The greatest scandal of this album is the massacre of "God Only Knows" by the Beach Boys. We are talking about one of the greatest songs of the sixties, perhaps the best ever. That unfortunate Foster takes the piano (on which he has an enviable touch, mind you) and makes it slow and indistinct, while Adams sings it truly like a fish out of water. An abomination, considering the wonderful piano interjections, the famous and irreproducible, brilliant bass line movement, the dreamy psychedelic arrangement, the strange but true instrumental interlude, the dreamy final counter-chorals. For heaven's sake! Hands off this masterpiece! Foster's correct but useless piano takes the song's sublime chords and levels them mercilessly into a Debussyian syrup, let's say (excuse me Debussy, you're blameless). Infuriating.
"You've Been a Friend of Me" is Adams's second original, a semi-acoustic rocker that gallops decently for a while, leaving no memories.
"Help Me Make It Through the Night" is a country ballad by Kris Kristofferson, the kind you always know where the voice will go in the next five seconds. Like millions of other American things. Adams shows off his most annoying syrupy raspiness a 'là "(Everything I Do) I Do It for You"
"You Shook Me" can be said to be the meeting point between the musical worlds of Foster and Adams. This blues invocation by the never sufficiently appreciated Willie Dixon is from 1962, but everyone knows it for the powerful reinterpretation rendered by Led Zeppelin in their first album from early 1969. Poor Adams gives it his all, but misses when he tries to emit beastly screams trying to chase after the twenty-year-old Robert Plant of that time... please! The comparison is pitiless and embarrassing.
Final Verdict:
I reiterate: the youthful years celebrated in this record are those of Foster (born in 1949, ten years more than Adams), with the Vancouver rocker simply a vehicle of interpretation for his producer, far from a heartfelt recall of his actual roaring years, which certainly included a different kind of material than this.
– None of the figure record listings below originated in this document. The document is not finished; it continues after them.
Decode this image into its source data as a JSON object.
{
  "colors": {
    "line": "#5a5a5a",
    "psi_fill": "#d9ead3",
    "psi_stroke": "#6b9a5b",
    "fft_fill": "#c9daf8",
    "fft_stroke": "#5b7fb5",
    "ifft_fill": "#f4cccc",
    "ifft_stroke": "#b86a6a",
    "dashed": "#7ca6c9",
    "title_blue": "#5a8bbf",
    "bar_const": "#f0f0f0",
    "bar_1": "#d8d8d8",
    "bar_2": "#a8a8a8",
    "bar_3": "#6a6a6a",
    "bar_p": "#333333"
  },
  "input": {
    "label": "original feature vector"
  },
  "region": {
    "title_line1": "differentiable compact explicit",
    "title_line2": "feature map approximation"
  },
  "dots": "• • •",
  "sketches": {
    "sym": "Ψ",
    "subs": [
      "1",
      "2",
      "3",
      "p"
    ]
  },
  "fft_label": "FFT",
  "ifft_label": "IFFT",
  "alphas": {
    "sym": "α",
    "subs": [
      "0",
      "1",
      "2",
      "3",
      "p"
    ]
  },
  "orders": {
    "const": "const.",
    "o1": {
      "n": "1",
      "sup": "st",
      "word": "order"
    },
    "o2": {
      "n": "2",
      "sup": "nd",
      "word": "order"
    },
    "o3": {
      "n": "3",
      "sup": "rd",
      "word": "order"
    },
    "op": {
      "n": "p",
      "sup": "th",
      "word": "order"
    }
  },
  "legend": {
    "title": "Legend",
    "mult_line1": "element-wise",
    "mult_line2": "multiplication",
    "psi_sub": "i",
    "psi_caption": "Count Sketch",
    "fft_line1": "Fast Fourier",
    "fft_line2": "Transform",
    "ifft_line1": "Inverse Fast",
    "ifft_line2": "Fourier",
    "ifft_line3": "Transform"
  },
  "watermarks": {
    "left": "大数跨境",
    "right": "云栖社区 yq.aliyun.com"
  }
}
We've understood here that Foster was shaped by the soul/jazz/r'n'r of the fifties and sixties. Well, he could have made a record in his name, called it exactly as titled, sold four copies, and still had his satisfaction. Instead, he manipulated his fellow Canadian Adams, much more known to the masses and profitable at the box office.
And so, once again, screw both of them, as far as I'm concerned. Adams is a child of the seventies, of rock blues and pop-rock: none of this is present in this work except for "You Shook Me" of Zeppelinian glory. It would have been fun to hear Bryan tackle, who knows, "Black Night" or "School's Out" or even "All Right Now".
This somewhat boring mishmash deserves an absolute failing grade, as a sentence for the cowardly betrayal act of good rock, but I'm grateful to Bryan for many of his songs, so I only place a failure on it. Full.